The same is true of mastering stress. It takes a lot of work to properly care for your emotional well-being and build new habits.
If you’re serious about mastering stress, it’s going to require a similar level of determination, commitment and perseverance. You likely have habits that are working against you, and it will take time to reprogram your mind and body as you learn to undo those habits and replace them with new ones.
For example, when I was first developing tools for my Inner Peace Blueprint program, one of the hardest behaviors for me to let go of was my broken record. I had convinced myself that if I just kept replaying the story of all the hurts I had experienced throughout the years, I would somehow find a way to escape them.
I couldn’t have been more wrong.
At the time, it would have been difficult to convince me that my habits were actually self-destructive. I had to experience this for myself. And as I started unraveling my damaging behaviors, I began to see how my attempts to alleviate stress were actually feeding it.
I wish I could say that life got a lot easier once I began to see progress, but old habits really do die hard. Even today, many years after integrating the Inner Peace Blueprint into my life, there are still moments where I have to remind myself to go back to square one, and this is why the tools work so well.

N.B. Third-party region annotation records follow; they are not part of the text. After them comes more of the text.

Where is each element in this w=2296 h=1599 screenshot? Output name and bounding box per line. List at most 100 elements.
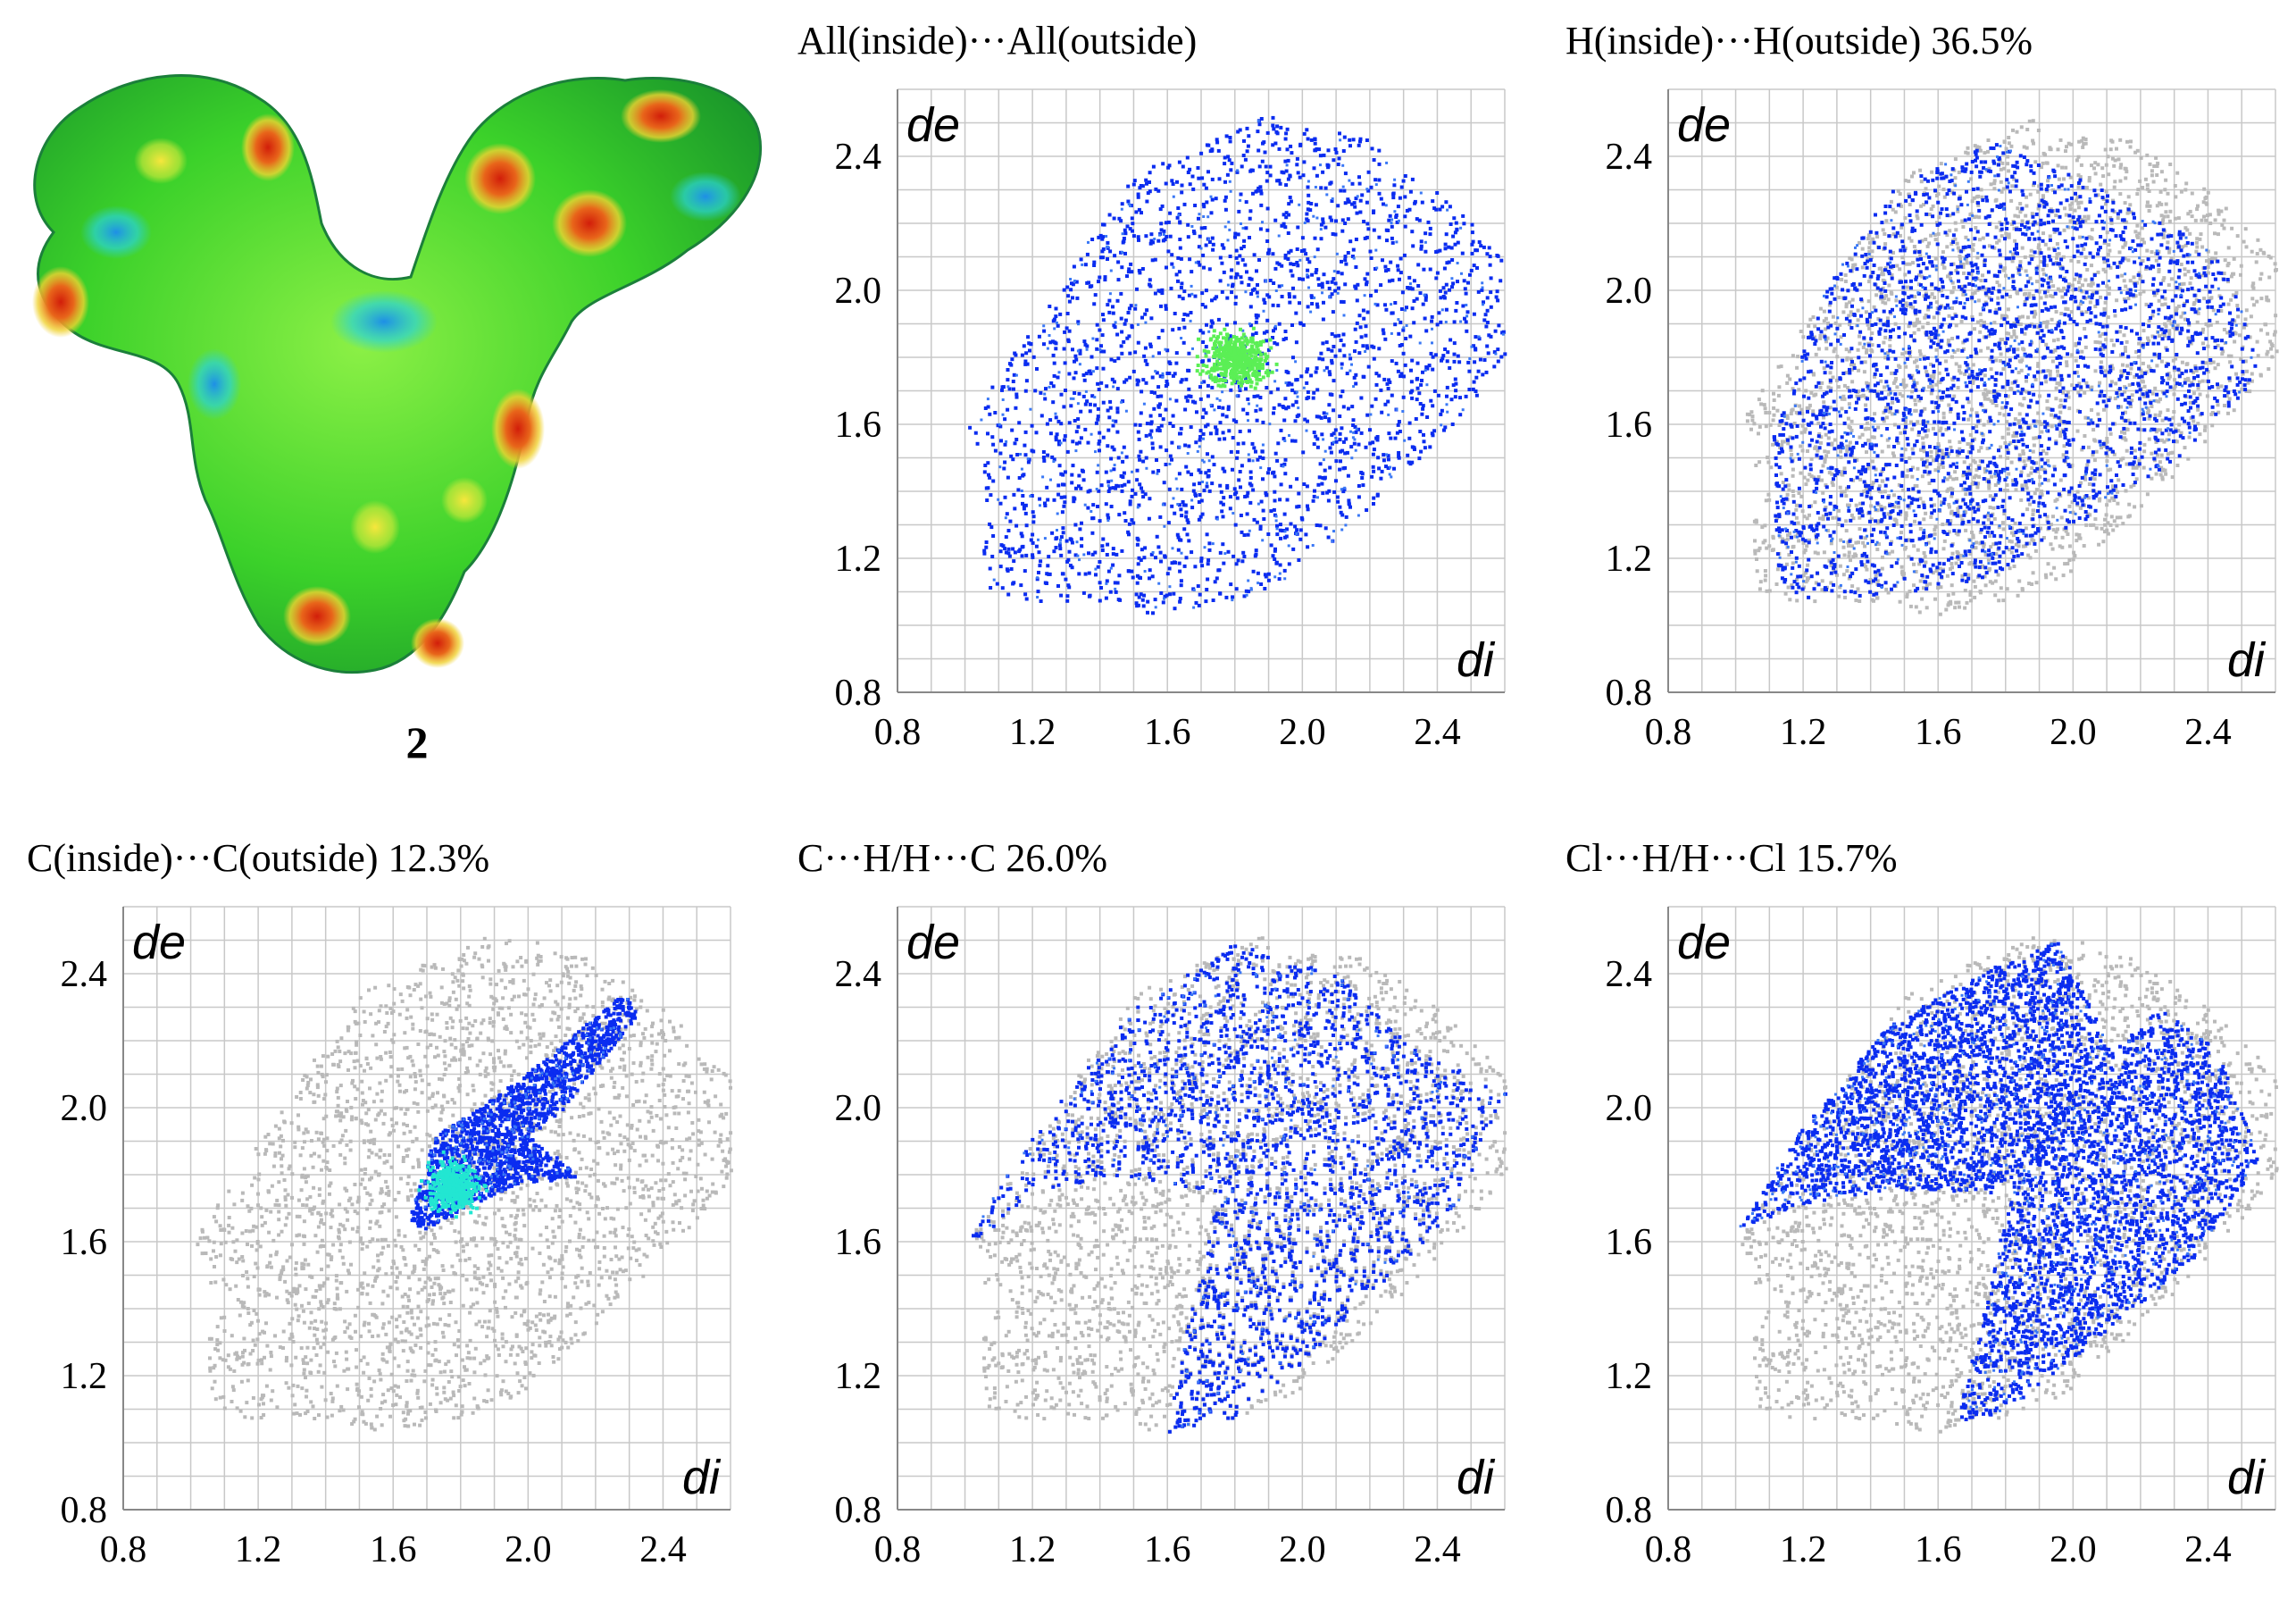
data-point bbox=[1251, 191, 1255, 196]
data-point bbox=[1357, 442, 1361, 447]
data-point bbox=[1466, 280, 1470, 285]
data-point bbox=[1284, 211, 1289, 215]
data-point bbox=[1395, 240, 1398, 244]
data-point bbox=[1138, 271, 1142, 275]
data-point bbox=[1216, 373, 1221, 378]
data-point bbox=[1860, 247, 1865, 251]
data-point bbox=[1333, 281, 1338, 286]
data-point bbox=[1054, 415, 1058, 420]
data-point bbox=[1170, 561, 1174, 565]
data-point bbox=[1014, 523, 1019, 528]
data-point bbox=[1236, 365, 1240, 370]
data-point bbox=[1337, 156, 1341, 161]
data-point bbox=[1952, 350, 1957, 354]
data-point bbox=[1372, 158, 1376, 162]
data-point bbox=[1199, 498, 1204, 503]
data-point bbox=[1290, 273, 1295, 278]
data-point bbox=[1440, 358, 1443, 363]
data-point bbox=[1235, 170, 1240, 174]
data-point bbox=[1179, 431, 1183, 436]
data-point bbox=[1291, 547, 1296, 551]
data-point bbox=[1415, 297, 1419, 301]
data-point bbox=[1469, 268, 1474, 272]
data-point bbox=[1128, 351, 1132, 356]
data-point bbox=[1250, 367, 1255, 372]
data-point bbox=[1315, 173, 1319, 178]
data-point bbox=[2219, 209, 2224, 213]
data-point bbox=[2128, 145, 2133, 149]
data-point bbox=[1067, 421, 1072, 425]
data-point bbox=[2148, 204, 2152, 208]
data-point bbox=[1137, 556, 1141, 560]
data-point bbox=[1254, 320, 1258, 324]
data-point bbox=[1892, 423, 1897, 427]
data-point bbox=[1136, 192, 1140, 197]
data-point bbox=[1037, 571, 1040, 574]
data-point bbox=[1883, 232, 1887, 236]
data-point bbox=[1169, 286, 1173, 290]
data-point bbox=[1227, 429, 1231, 433]
data-point bbox=[1298, 277, 1302, 281]
data-point bbox=[1803, 548, 1808, 552]
data-point bbox=[1111, 547, 1115, 551]
data-point bbox=[1904, 350, 1908, 355]
data-point bbox=[1201, 331, 1206, 335]
data-point bbox=[1153, 390, 1156, 395]
data-point bbox=[1422, 267, 1426, 272]
data-point bbox=[1365, 272, 1370, 276]
data-point bbox=[1385, 239, 1389, 243]
data-point bbox=[2139, 155, 2143, 160]
data-point bbox=[2032, 436, 2036, 440]
data-point bbox=[1231, 379, 1236, 383]
data-point bbox=[1318, 462, 1323, 466]
data-point bbox=[1849, 257, 1854, 262]
data-point bbox=[1238, 389, 1242, 392]
data-point bbox=[1198, 263, 1202, 267]
data-point bbox=[1955, 476, 1958, 481]
data-point bbox=[1915, 364, 1919, 369]
data-point bbox=[1063, 495, 1067, 499]
data-point bbox=[2049, 523, 2053, 527]
data-point bbox=[1886, 297, 1891, 302]
data-point bbox=[1405, 306, 1408, 310]
data-point bbox=[2183, 243, 2188, 247]
data-point bbox=[1248, 368, 1251, 373]
data-point bbox=[1212, 329, 1216, 333]
data-point bbox=[1761, 540, 1766, 545]
data-point bbox=[1282, 418, 1287, 423]
data-point bbox=[2138, 276, 2142, 280]
data-point bbox=[2183, 267, 2187, 272]
data-point bbox=[2206, 271, 2210, 275]
data-point bbox=[1882, 340, 1886, 345]
data-point bbox=[1089, 372, 1093, 376]
data-point bbox=[2031, 138, 2035, 143]
data-point bbox=[1397, 456, 1401, 460]
data-point bbox=[1344, 515, 1348, 519]
data-point bbox=[1358, 139, 1362, 144]
data-point bbox=[1021, 494, 1025, 498]
data-point bbox=[1196, 584, 1200, 589]
data-point bbox=[1104, 502, 1108, 506]
data-point bbox=[2050, 413, 2053, 417]
data-point bbox=[1377, 373, 1382, 378]
data-point bbox=[1107, 213, 1112, 217]
data-point bbox=[1214, 197, 1218, 201]
data-point bbox=[1805, 578, 1809, 582]
data-point bbox=[1881, 555, 1884, 559]
data-point bbox=[1497, 323, 1501, 328]
data-point bbox=[1224, 322, 1229, 327]
data-point bbox=[1869, 517, 1874, 522]
data-point bbox=[1252, 394, 1257, 398]
data-point bbox=[1323, 449, 1327, 453]
data-point bbox=[1408, 462, 1413, 466]
data-point bbox=[2066, 307, 2070, 312]
data-point bbox=[1000, 385, 1005, 389]
data-point bbox=[1975, 255, 1980, 260]
data-point bbox=[2162, 440, 2167, 444]
data-point bbox=[1228, 255, 1232, 258]
data-point bbox=[1316, 277, 1321, 281]
data-point bbox=[1051, 353, 1056, 357]
data-point bbox=[1049, 381, 1054, 385]
data-point bbox=[1401, 351, 1406, 356]
data-point bbox=[1257, 582, 1260, 585]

No matter where I am, or what I’m doing, I can always ground myself by focusing my attention on my breathing. When I’m in a meeting and am triggered by what’s happening, I can breathe and relax my shoulders to release tension. When I’m in the grocery store and get overwhelmed by the large and impatient crowd, or when I’ve hit a wall and find myself completely overwhelmed, these simple tools center me and help me slow down long enough to find workable solutions.
If you’re new to the Inner Peace Blueprint or are just looking for small ways to find peaceful moments, here are the top 10 things I do to master my own stress:
- Take a walk during your lunch break. Be present to the things around you: notice the landscape, the people, the colors, the sounds. Take note of each one before moving on to notice the next thing.
- Practice mindful eating. Pay attention to the texture and taste of each bite. Practice eating slowly and intentionally as you focus solely on the act of eating.
- Journal your thoughts. You don’t have to be an amazing writer to do this one, either. Write in full sentences or use single words or fragmented phrases. Record specific emotions you are feeling (or want to be feeling) or spend time writing about a specific event that triggered you. Consider how the event made you respond, the fears that were triggered, or the joys that were inspired.
- Push pause on technology. Put down the smartphone. Don’t tune in to the TV or the radio. Tune in to what’s happening around you, instead. What do you see? What do you hear? What do you feel?
- Do the dishes (or another simple task). Instead of thinking about the next task you need to get to, focus on the task at hand. Feel the soap against your hands and the warm water as it runs across each dish. As your mind drifts, bring it back to the task. You may have to do this 50 times, but the more you practice, the easier it becomes to practice having a mindful focus on whatever you’re doing.
- Sit and contemplate. Don’t feel obligated to do anything besides sitting still and observing your thoughts and feelings. What emotions did you deal with today? How do you feel about those now?
- Breathe. When you’re noticing physical tension and emotional distress, bring your focus back to your breathing. Sit on the edge of a chair and relax your shoulders. Inhale deeply, and then exhale, allowing your shoulders to slide down your back. Do this for several minutes and notice the tension start to dissipate while your emotions calm down, even if it’s just a bit.
- Stretch. Get up from your chair and stretch. Focus on the areas that feel the most tense: your neck, shoulders, lower back. Now, move around a little. Spending just a few minutes every hour or so will remind your body to make adjustments to create more physical ease.
- Pour yourself some hot tea. It’s pretty hard to drink a hot drink quickly, so the very act of drinking hot tea or coffee forces you to slow down and spend a few minutes with intention. Before moving on to your next task, be mindful of the cup of tea (or coffee)—the way the warm cup feels in your hand, the flavors of the drink, the distinct smells.
- Be present. Have a conversation with someone. Listen to the words being spoken. Pay attention to the unspoken language (e.g., facial expressions, hand movements, posture). Or spend a few moments doing something your child really loves. Play a video game with them or go on a walk together. Keep your focus on time spent with them, and every time your mind drifts, remember your commitment to be present and then refocus.